Hesperides (4 syl.). Three sisters who guarded the golden apples which Hera (Juno) received as a marriage gift. They were assisted by the dragon Ladon. Many English poets call the place where these golden apples grew the "garden of the Hesperides." Shakespeare (Love's Labour's Lost, iv. 3) speaks of climbing trees in the Hesperides." (See Comus, lines 402-406.)

"Show thee the tree, leafed with refinëd gold,
Whereon the fearful dragon held his seat.
That watched the garden called Hesperides."
Robert Grene: Friar Bacon and Friar Bungay. (1508.)

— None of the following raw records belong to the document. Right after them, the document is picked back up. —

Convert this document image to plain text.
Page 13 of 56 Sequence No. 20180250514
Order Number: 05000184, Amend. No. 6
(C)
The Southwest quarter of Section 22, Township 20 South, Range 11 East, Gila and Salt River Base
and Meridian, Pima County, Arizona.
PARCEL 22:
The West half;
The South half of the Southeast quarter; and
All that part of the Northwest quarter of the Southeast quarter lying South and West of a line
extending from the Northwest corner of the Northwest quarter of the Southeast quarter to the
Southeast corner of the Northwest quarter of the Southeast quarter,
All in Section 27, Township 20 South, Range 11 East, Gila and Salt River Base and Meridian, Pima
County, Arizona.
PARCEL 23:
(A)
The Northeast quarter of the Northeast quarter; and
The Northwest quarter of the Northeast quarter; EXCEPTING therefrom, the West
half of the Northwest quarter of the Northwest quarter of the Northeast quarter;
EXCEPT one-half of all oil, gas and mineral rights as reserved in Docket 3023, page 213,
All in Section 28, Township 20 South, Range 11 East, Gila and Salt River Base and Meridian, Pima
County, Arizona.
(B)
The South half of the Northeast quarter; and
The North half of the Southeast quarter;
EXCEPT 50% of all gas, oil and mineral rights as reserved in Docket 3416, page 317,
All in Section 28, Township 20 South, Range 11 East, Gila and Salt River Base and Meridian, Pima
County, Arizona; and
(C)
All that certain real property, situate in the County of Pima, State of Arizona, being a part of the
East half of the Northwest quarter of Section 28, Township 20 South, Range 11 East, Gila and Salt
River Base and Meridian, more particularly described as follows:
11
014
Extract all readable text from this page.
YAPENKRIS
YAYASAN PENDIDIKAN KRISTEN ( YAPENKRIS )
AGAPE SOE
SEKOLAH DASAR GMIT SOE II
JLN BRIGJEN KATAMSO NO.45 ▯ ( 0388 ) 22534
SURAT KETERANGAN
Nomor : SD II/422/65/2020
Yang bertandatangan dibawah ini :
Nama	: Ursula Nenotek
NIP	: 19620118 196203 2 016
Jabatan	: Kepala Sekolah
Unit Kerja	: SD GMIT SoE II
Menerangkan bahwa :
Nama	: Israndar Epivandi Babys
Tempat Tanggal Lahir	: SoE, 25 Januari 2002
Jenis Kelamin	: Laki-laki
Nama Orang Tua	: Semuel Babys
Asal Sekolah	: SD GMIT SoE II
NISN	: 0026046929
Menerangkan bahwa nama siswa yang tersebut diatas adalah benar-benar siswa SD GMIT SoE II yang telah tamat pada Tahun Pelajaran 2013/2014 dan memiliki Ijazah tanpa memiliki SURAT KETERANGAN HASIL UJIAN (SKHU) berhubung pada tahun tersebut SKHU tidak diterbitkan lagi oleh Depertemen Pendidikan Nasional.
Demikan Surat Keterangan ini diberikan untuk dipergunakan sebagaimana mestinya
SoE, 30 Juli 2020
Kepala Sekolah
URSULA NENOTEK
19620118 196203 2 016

From Brewer's Dictionary of Fact and Fable

Painting: Frederic Lord Leighton The Garden of the Hesperides

The Hesperides are a westernised version of familiar goddess myths. The apple tree is the goddess' tree of wisdom, and eating them conferred immortality. Leighton correctly identifies the dragon as a form of the python, and the pool with egrets is also appropriate symbolism. Note also that Hesperus was one of the names of the Evening Star (along with Phosphorous and Lucifer) , the planet Venus, so the ancient Greeks would have understood when told that Hercules went to the Garden of the Hesperides to fetch an apple of immortality, that he went to the place in the west where the goddess rested of an evening.